Why am I nervous about talking to you? Because you’re better than I deserve.
Allow me to introduce myself ... I am “borrower”, and you must be “lender”.
Good thing I got just term life insurance ... because I saw you and my heart stopped!
You can’t spell Financial Peace University without U and I.
I’ve already kicked Sallie Mae out. Want to take her place?
I just bought a bass boat with cash ... and it’s a good thing, because you’re quite a catch!
I’m not mortgage interest baby ... don’t write me off.
The good news? I’m debt free. The better news? I’m also date free.
What would you say if I asked you out? (response: no). That’s not good enough
Courtesy of one of Dave’s listeners On a scale of 350-850, I’m a Zero!
First dates are not to impress, at least in my opinion. First dates are to get to know each other.
I would ask a first date to go hiking, or to go watch a balloon race, or, on occasion, to the shooting range.
My wife and I's first date was to make American chili.
We met in the Philippines, she is a Philippina, and she had never had American chili and wanted to know what it was like.

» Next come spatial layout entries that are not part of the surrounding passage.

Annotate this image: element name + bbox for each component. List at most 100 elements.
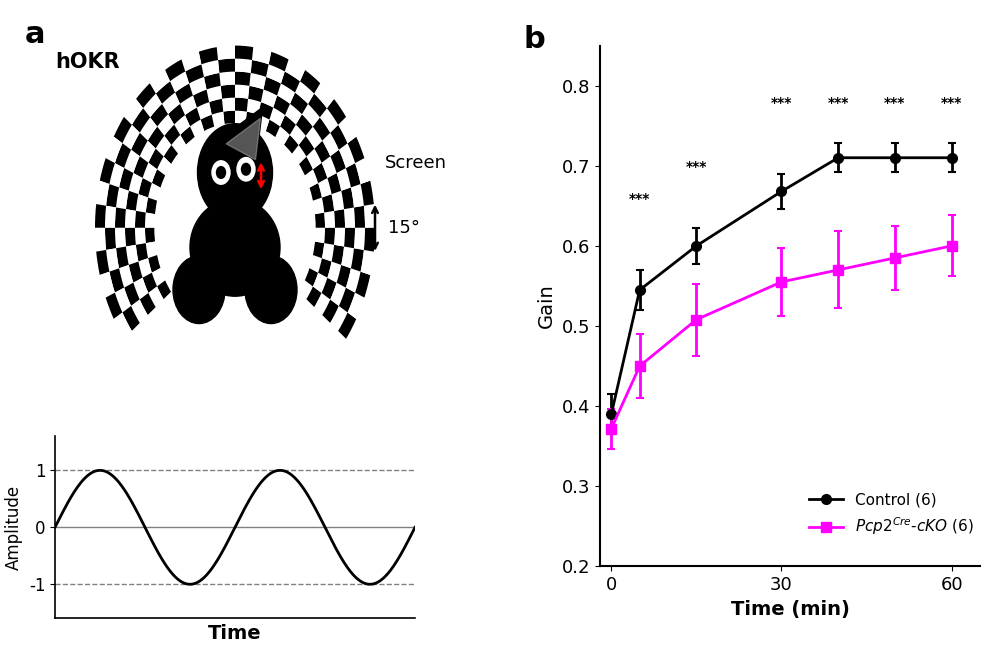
Wedge shape (204, 73, 221, 89)
Wedge shape (296, 114, 313, 136)
Wedge shape (96, 250, 109, 275)
Wedge shape (189, 77, 207, 96)
Wedge shape (285, 59, 305, 81)
Wedge shape (348, 137, 364, 163)
Ellipse shape (190, 199, 280, 296)
Wedge shape (190, 120, 204, 137)
Wedge shape (330, 283, 346, 306)
Wedge shape (143, 163, 157, 183)
Wedge shape (148, 255, 161, 273)
Wedge shape (145, 228, 156, 243)
Wedge shape (131, 133, 148, 156)
Wedge shape (324, 211, 335, 228)
Wedge shape (114, 312, 132, 339)
Wedge shape (304, 268, 318, 286)
Y-axis label: Amplitude: Amplitude (5, 485, 23, 570)
Wedge shape (285, 104, 302, 124)
Wedge shape (140, 117, 157, 141)
Wedge shape (322, 156, 337, 178)
Wedge shape (115, 143, 131, 168)
Circle shape (216, 167, 226, 178)
Wedge shape (280, 115, 296, 135)
Wedge shape (152, 268, 166, 286)
Wedge shape (185, 107, 201, 126)
Wedge shape (327, 173, 341, 194)
Wedge shape (348, 292, 364, 319)
Wedge shape (100, 158, 115, 184)
Polygon shape (226, 118, 260, 159)
Wedge shape (298, 156, 313, 176)
Wedge shape (217, 46, 235, 60)
Wedge shape (116, 247, 129, 268)
Wedge shape (327, 262, 341, 283)
Wedge shape (314, 293, 330, 315)
Wedge shape (146, 242, 158, 258)
Wedge shape (338, 117, 356, 143)
Text: 15°: 15° (388, 219, 420, 237)
Wedge shape (314, 228, 325, 243)
Wedge shape (129, 173, 143, 194)
Wedge shape (313, 273, 327, 293)
Wedge shape (131, 299, 148, 323)
Wedge shape (109, 163, 124, 187)
Wedge shape (275, 126, 290, 145)
Wedge shape (269, 107, 285, 126)
Wedge shape (322, 278, 337, 299)
Wedge shape (309, 183, 322, 201)
Wedge shape (258, 102, 273, 120)
Text: b: b (524, 25, 546, 54)
Wedge shape (334, 209, 345, 228)
Text: ***: *** (884, 96, 906, 109)
Wedge shape (304, 169, 318, 188)
Wedge shape (150, 70, 170, 94)
Wedge shape (299, 136, 314, 156)
Wedge shape (290, 124, 306, 145)
Wedge shape (171, 135, 186, 154)
Wedge shape (133, 156, 148, 178)
Wedge shape (125, 209, 136, 228)
Circle shape (212, 161, 230, 184)
Wedge shape (145, 213, 156, 228)
Wedge shape (124, 150, 140, 173)
Wedge shape (201, 60, 219, 77)
Wedge shape (337, 265, 351, 288)
Wedge shape (115, 228, 126, 248)
Wedge shape (223, 111, 235, 124)
Wedge shape (122, 125, 140, 150)
Wedge shape (341, 247, 354, 268)
Wedge shape (218, 59, 235, 73)
Wedge shape (320, 108, 338, 133)
Wedge shape (235, 111, 247, 124)
Wedge shape (152, 169, 166, 188)
Wedge shape (330, 306, 348, 331)
Wedge shape (235, 59, 252, 73)
Wedge shape (221, 85, 235, 99)
Wedge shape (146, 197, 158, 214)
Wedge shape (318, 178, 332, 197)
Text: ***: *** (629, 192, 650, 206)
Wedge shape (125, 228, 136, 247)
Wedge shape (355, 271, 370, 298)
Wedge shape (334, 228, 345, 247)
Circle shape (198, 124, 272, 221)
Wedge shape (235, 98, 248, 112)
Wedge shape (105, 228, 116, 250)
Wedge shape (140, 293, 156, 315)
Wedge shape (162, 92, 180, 114)
Wedge shape (135, 228, 146, 245)
Wedge shape (322, 133, 339, 156)
Wedge shape (295, 81, 314, 104)
Wedge shape (180, 96, 197, 115)
Wedge shape (354, 206, 365, 228)
Wedge shape (302, 104, 320, 126)
Wedge shape (136, 83, 156, 108)
Wedge shape (245, 112, 258, 127)
Wedge shape (115, 208, 126, 228)
Wedge shape (308, 94, 327, 117)
Wedge shape (247, 99, 261, 115)
Wedge shape (136, 194, 148, 213)
Wedge shape (327, 99, 346, 125)
Wedge shape (170, 72, 189, 92)
X-axis label: Time: Time (208, 624, 262, 643)
Wedge shape (197, 102, 212, 120)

But a meal in a restaurant? It is to laugh.
A good first impression, yes. To impress, no.
You’re lucky to have had such a casual setting to meet your wife. We should all be able to meet that way, but a meal is usually the way on a date. I’m saying don’t be a cheap*ss and use a coupon on the first date if a ‘meal’ is involved. It’s not brain surgery. You can get cheap after the wedding. :)
My wife wasn't the first woman I ever went on a date with.
I NEVER took a FIRST date to a meal in a restaurant.
Second date and on, perhaps.
First date, NEVER.
I understand that a "meal" is normal as a first date but I decided long ago that I would never take a first date to a restaurant for a meal. I AM cheap and wouldn't want to spend the money to try to impress a woman that I didn't know if I wanted to take the time to get to know.
If money was an issue on the first date, the woman probably wouldn't have wanted anything to do with me anyway.
Well, there are some women who do not want a cheap man. I don’t consider it a virtue anymore than I consider people who drive hybrid cars as virtuous. There’s nothing wrong with a woman looking for a successful spouse. Most men have levels of acceptability on a woman’s appearance, I don’t fault this woman or call her a golddigger or whore if she has an level of acceptability on a man’s spending habits. It’s her preference. So what?
When I say cheap it is in the meaning of, When you buy something, buy quality. That way you only cry once.
That carried over into other areas of my life, as in looking for a spouse.
It seems to have worked as I am going on 26 years of marriage and 28 years together with my love.
I believe you should place a woman on a pedestal - high enough so you can look up her dress. - Steve Martin
Dang, you and I are just way to similar. My favorite first date is horseback riding. It tells me a lot about a person when they are around animals.